En la misma comunicación, el Rey ordenó retirar las unidades militares desplegadas en Valencia y exigir al entonces teniente coronel Antonio Tejero que depusiera su actitud. El documento cierra con una advertencia textual del jefe de Estado: "Juro que ni abdicaré la Corona, ni abandonaré España. Quien se subleve, está dispuesto a provocar será responsable de ello, una nueva guerra civil".

En otros textos publicados, se recoge incluso alrededor de las 20.20 horas, la transcripción de una llamada telefónica del entonces Secretario General Sabino Fernández Campos al teniente coronel Antonio Tejero en el que espeta "¿Qué es lo que pretendes? Depón tu actitud inmediatamente". Tejero le responde "no recibe órdenes sino de Milans del Bosch".

"Bulos" y versiones


Un expediente más desclasificado muestra que se intentaron difundir "bulos" —noticias falsas intencionadas para manipular y engañar— sobre la implicación del rey en el intento de Golpe de Estado. En los documentos despejados del Ministerio del Interior revela la creación de estos bulos.

En ellos se muestra que los documentos tergiversaron los hechos reales para interpretarse de forma malintencionada, "se han inventado acontecimientos que sólo han existido en la mente de sus creadores" expone el documento.

Documentos internos de servicios de inteligencia muestran además cómo algunos de los militares que lideraron la asonada consideraron uno de sus fallos el hecho de «dejar al Borbón libre», al rey, viéndolo como un objetivo a neutralizar por su papel contra el golpe.

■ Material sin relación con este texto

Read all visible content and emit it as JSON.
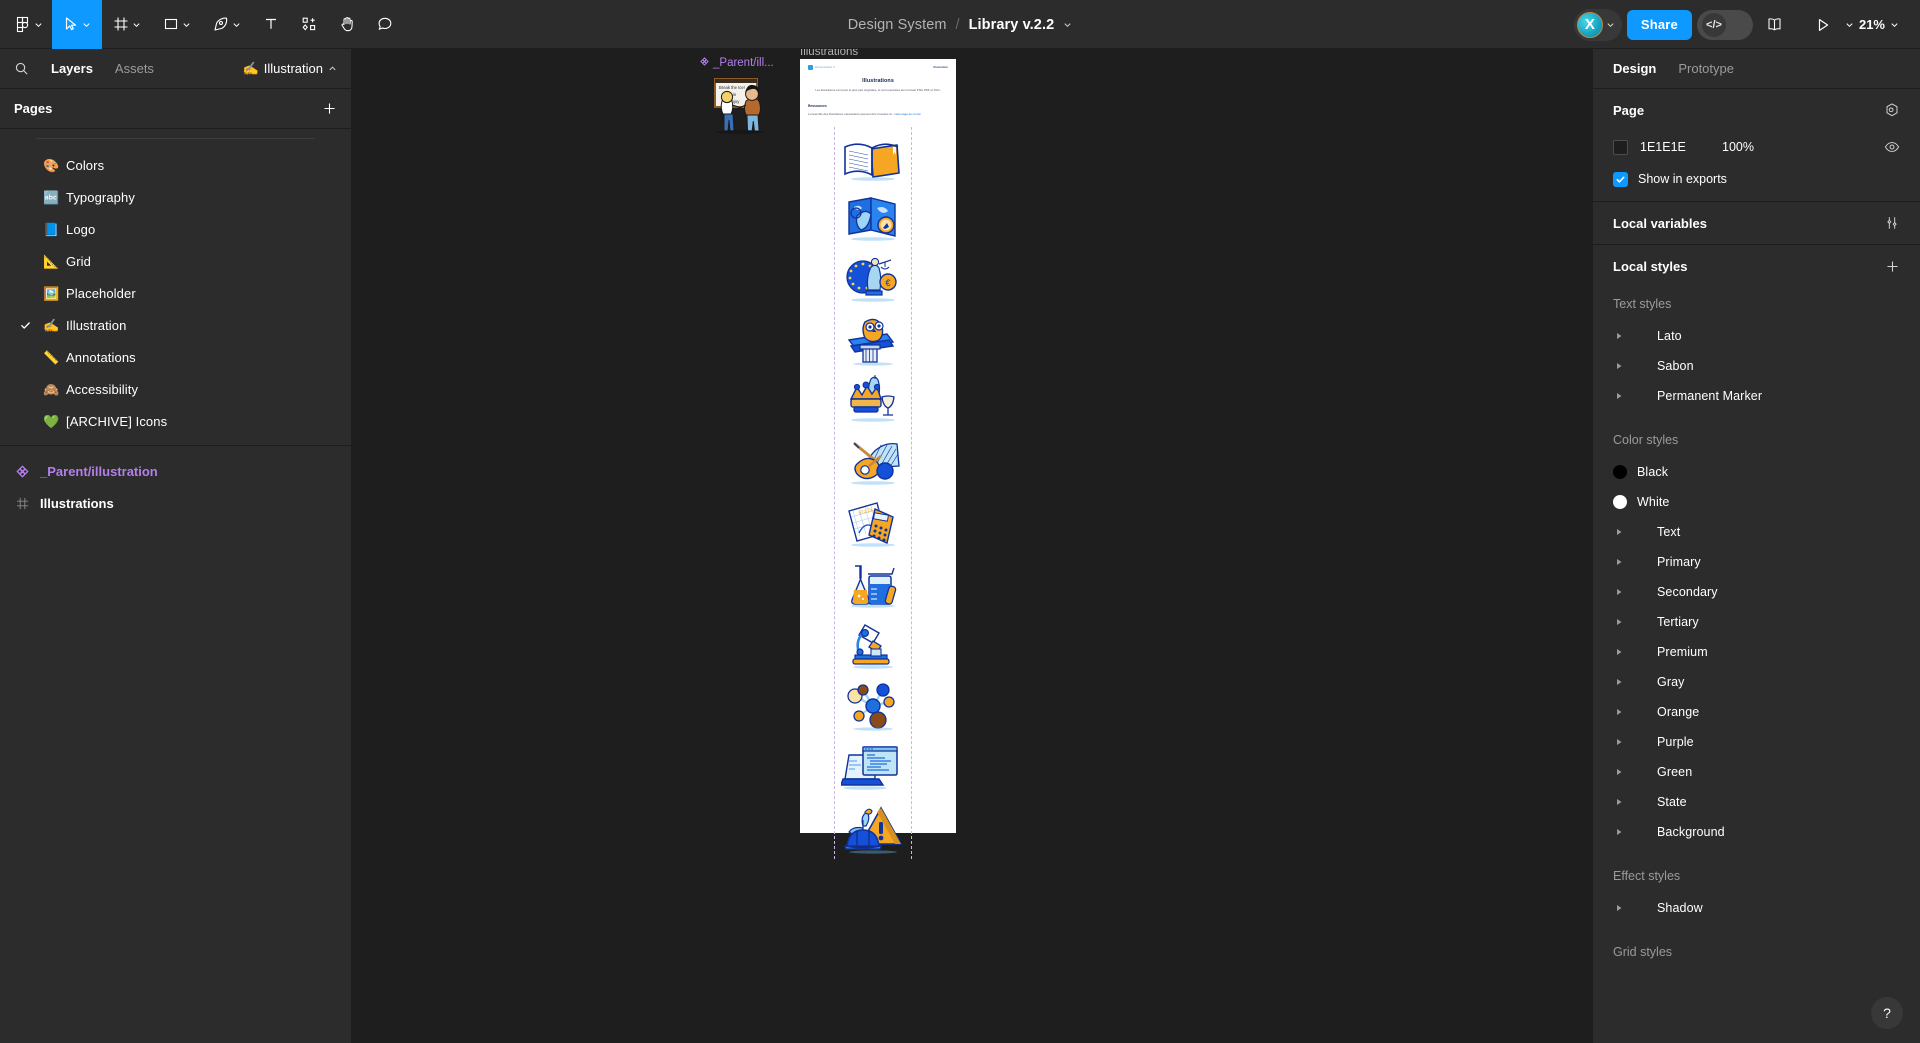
{
  "toolbar": {
    "menu_icon": "figma-logo-icon",
    "tools": [
      {
        "name": "move-tool",
        "icon": "cursor-icon",
        "has_caret": true,
        "active": true
      },
      {
        "name": "frame-tool",
        "icon": "frame-icon",
        "has_caret": true,
        "active": false
      },
      {
        "name": "shape-tool",
        "icon": "rectangle-icon",
        "has_caret": true,
        "active": false
      },
      {
        "name": "pen-tool",
        "icon": "pen-icon",
        "has_caret": true,
        "active": false
      },
      {
        "name": "text-tool",
        "icon": "text-icon",
        "has_caret": false,
        "active": false
      },
      {
        "name": "resources-tool",
        "icon": "components-icon",
        "has_caret": false,
        "active": false
      },
      {
        "name": "hand-tool",
        "icon": "hand-icon",
        "has_caret": false,
        "active": false
      },
      {
        "name": "comment-tool",
        "icon": "comment-bubble-icon",
        "has_caret": false,
        "active": false
      }
    ],
    "document_name": "Design System",
    "separator": "/",
    "file_name": "Library v.2.2",
    "avatar_initial": "X",
    "share_label": "Share",
    "dev_mode_icon": "code-icon",
    "dev_mode_glyph": "</>",
    "book_icon": "book-icon",
    "present_icon": "play-icon",
    "zoom_level": "21%"
  },
  "left_panel": {
    "search_icon": "search-icon",
    "tabs": [
      {
        "label": "Layers",
        "active": true
      },
      {
        "label": "Assets",
        "active": false
      }
    ],
    "current_page_chip": {
      "emoji": "✍️",
      "label": "Illustration",
      "caret": "chevron-up-icon"
    },
    "pages_title": "Pages",
    "add_page_icon": "plus-icon",
    "pages": [
      {
        "emoji": "🎨",
        "label": "Colors",
        "selected": false
      },
      {
        "emoji": "🔤",
        "label": "Typography",
        "selected": false
      },
      {
        "emoji": "📘",
        "label": "Logo",
        "selected": false
      },
      {
        "emoji": "📐",
        "label": "Grid",
        "selected": false
      },
      {
        "emoji": "🖼️",
        "label": "Placeholder",
        "selected": false
      },
      {
        "emoji": "✍️",
        "label": "Illustration",
        "selected": true
      },
      {
        "emoji": "📏",
        "label": "Annotations",
        "selected": false
      },
      {
        "emoji": "🙈",
        "label": "Accessibility",
        "selected": false
      },
      {
        "emoji": "💚",
        "label": "[ARCHIVE] Icons",
        "selected": false
      }
    ],
    "layers": [
      {
        "icon": "component-icon",
        "label": "_Parent/illustration",
        "type": "component"
      },
      {
        "icon": "frame-icon",
        "label": "Illustrations",
        "type": "frame"
      }
    ]
  },
  "canvas": {
    "component_label": "_Parent/ill...",
    "component_label_icon": "component-icon",
    "frame_label": "Illustrations",
    "sheet": {
      "brand_text": "lelivrescolaire.fr",
      "corner_text": "Illustration",
      "title": "Illustrations",
      "subtitle": "Les illustrations sont pour le plus part originales, et sont exportées aux formats PNG PDF et SVG.",
      "section_heading": "Ressources",
      "section_text": "L'ensemble des illustrations nécessaires peuvent être trouvées ici : ",
      "section_link": "cette page de ce lien",
      "illustrations": [
        "open-book-illustration",
        "world-map-compass-illustration",
        "justice-statue-euro-illustration",
        "owl-column-books-illustration",
        "crown-statue-chalice-illustration",
        "guitar-fan-music-illustration",
        "calculator-graph-math-illustration",
        "beaker-flask-chemistry-illustration",
        "microscope-illustration",
        "molecule-atom-illustration",
        "laptop-code-illustration",
        "hardhat-warning-plant-illustration"
      ]
    }
  },
  "right_panel": {
    "tabs": [
      {
        "label": "Design",
        "active": true
      },
      {
        "label": "Prototype",
        "active": false
      }
    ],
    "page_section": {
      "title": "Page",
      "settings_icon": "page-settings-icon",
      "fill_hex": "1E1E1E",
      "fill_color": "#1E1E1E",
      "fill_opacity": "100%",
      "visibility_icon": "eye-icon",
      "show_in_exports_label": "Show in exports",
      "show_in_exports_checked": true
    },
    "local_variables": {
      "title": "Local variables",
      "icon": "variables-icon"
    },
    "local_styles": {
      "title": "Local styles",
      "add_icon": "plus-icon",
      "groups": [
        {
          "group_label": "Text styles",
          "items": [
            {
              "name": "Lato",
              "kind": "folder"
            },
            {
              "name": "Sabon",
              "kind": "folder"
            },
            {
              "name": "Permanent Marker",
              "kind": "folder"
            }
          ]
        },
        {
          "group_label": "Color styles",
          "items": [
            {
              "name": "Black",
              "kind": "swatch",
              "color": "#000000"
            },
            {
              "name": "White",
              "kind": "swatch",
              "color": "#FFFFFF"
            },
            {
              "name": "Text",
              "kind": "folder"
            },
            {
              "name": "Primary",
              "kind": "folder"
            },
            {
              "name": "Secondary",
              "kind": "folder"
            },
            {
              "name": "Tertiary",
              "kind": "folder"
            },
            {
              "name": "Premium",
              "kind": "folder"
            },
            {
              "name": "Gray",
              "kind": "folder"
            },
            {
              "name": "Orange",
              "kind": "folder"
            },
            {
              "name": "Purple",
              "kind": "folder"
            },
            {
              "name": "Green",
              "kind": "folder"
            },
            {
              "name": "State",
              "kind": "folder"
            },
            {
              "name": "Background",
              "kind": "folder"
            }
          ]
        },
        {
          "group_label": "Effect styles",
          "items": [
            {
              "name": "Shadow",
              "kind": "folder"
            }
          ]
        },
        {
          "group_label": "Grid styles",
          "items": []
        }
      ]
    }
  },
  "help_button": {
    "label": "?",
    "name": "help-button"
  },
  "colors": {
    "accent_blue": "#0D99FF",
    "panel_bg": "#2C2C2C",
    "canvas_bg": "#1E1E1E",
    "component_purple": "#B37FEB"
  }
}
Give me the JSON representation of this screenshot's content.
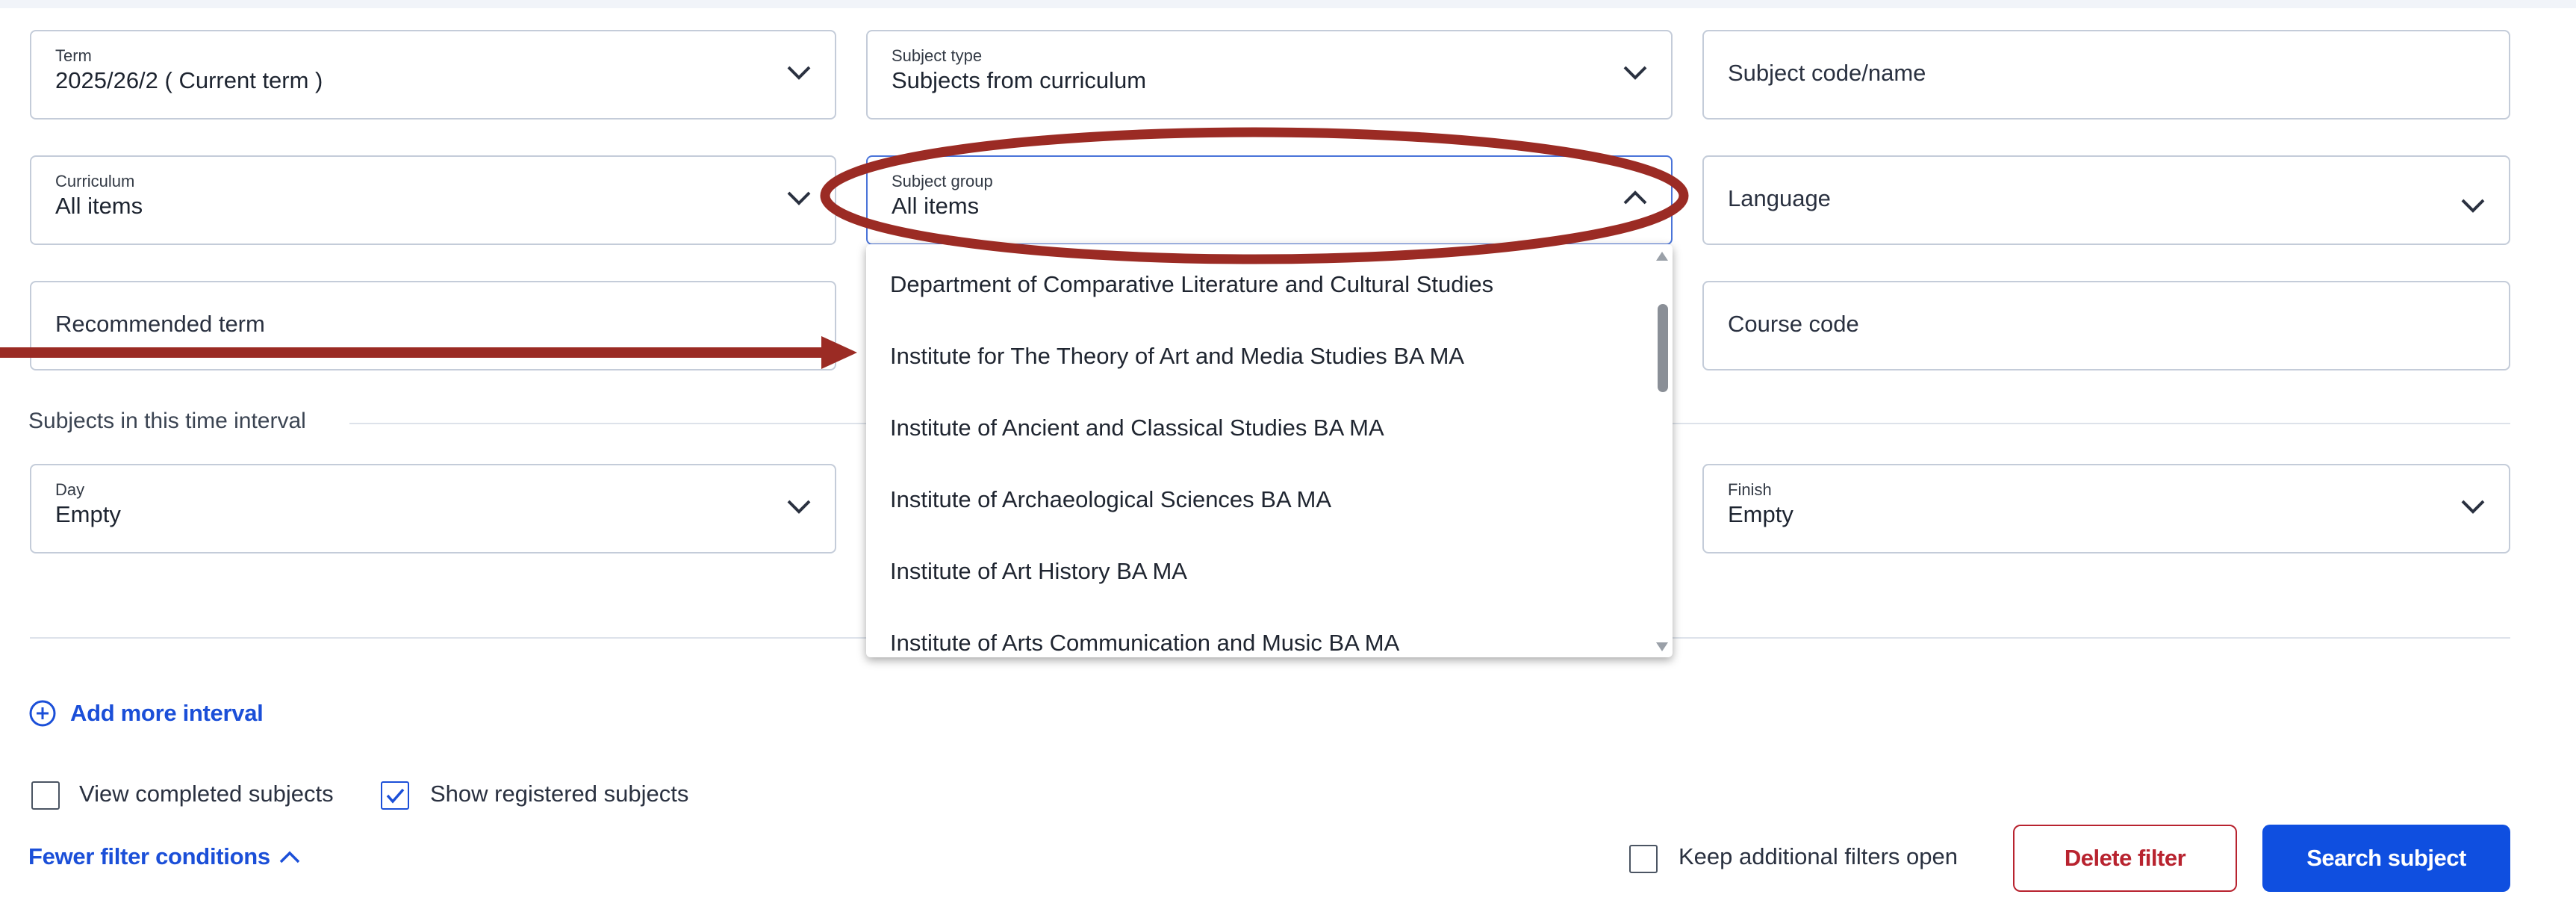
{
  "filters": {
    "term": {
      "label": "Term",
      "value": "2025/26/2 ( Current term )"
    },
    "subject_type": {
      "label": "Subject type",
      "value": "Subjects from curriculum"
    },
    "subject_code_name": {
      "placeholder": "Subject code/name"
    },
    "curriculum": {
      "label": "Curriculum",
      "value": "All items"
    },
    "subject_group": {
      "label": "Subject group",
      "value": "All items",
      "expanded": true
    },
    "language": {
      "placeholder": "Language"
    },
    "recommended_term": {
      "placeholder": "Recommended term"
    },
    "course_code": {
      "placeholder": "Course code"
    }
  },
  "interval": {
    "section_label": "Subjects in this time interval",
    "day": {
      "label": "Day",
      "value": "Empty"
    },
    "finish": {
      "label": "Finish",
      "value": "Empty"
    },
    "add_more": "Add more interval"
  },
  "dropdown": {
    "items": [
      "Department of Comparative Literature and Cultural Studies",
      "Institute for The Theory of Art and Media Studies BA MA",
      "Institute of Ancient and Classical Studies BA MA",
      "Institute of Archaeological Sciences BA MA",
      "Institute of Art History BA MA",
      "Institute of Arts Communication and Music BA MA"
    ]
  },
  "options": {
    "view_completed": {
      "label": "View completed subjects",
      "checked": false
    },
    "show_registered": {
      "label": "Show registered subjects",
      "checked": true
    },
    "fewer_filters": "Fewer filter conditions",
    "keep_open": {
      "label": "Keep additional filters open",
      "checked": false
    }
  },
  "buttons": {
    "delete_filter": "Delete filter",
    "search_subject": "Search subject"
  },
  "colors": {
    "accent": "#1b4fd8",
    "primary_button": "#0f4fe0",
    "danger": "#b8232f",
    "annotation": "#9b2b24"
  }
}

El impacto político y social


La desclasificación ha reactivado el debate público en España sobre la memoria histórica y las figuras centrales de la Transición. Sectores de izquierda cuestionan el alcance del proceso y llaman a un análisis más amplio del contexto político y militar de la época, mientras que voces conservadoras sostienen que los documentos respaldan el liderazgo del monarca en defensa del orden constitucional.

El escritor Javier Cercas, protagonista del debate reavivado por la desclasificación de los documentos del intento de golpe de Estado del 23-F, ha señalado que el bulo de que el rey montó el golpe fue "creado por la ultraderecha" como estrategia para eximirse de responsabilidades tras la asonada, y que "hoy lo difunden la ultraizquierda y los secesionistas por motivos que no hace falta explicar", en referencia a quienes, según él, han mantenido esa falsedad vigente en el discurso público.

Así, España se despertó con titulares de los distintos medios tradicionales del país. Los titulares fueron de "El rey paró el Golpe" por parte de ABC a "Los archivos secretos que avalan el papel de Juan Carlos I" del diario El País.

De esta manera el diputado del Congreso de España Alberto Núñez Feijóo señaló a través de su cuenta de X que "creo que sería deseable que el Rey Emérito regresara a España". Sostuvo que el rey ha reconocido sus errores, "pero quien contribuyó a sostener nuestra democracia y nuestras libertades en momentos clave debiera pasar la última etapa de su vida con dignidad y en su país".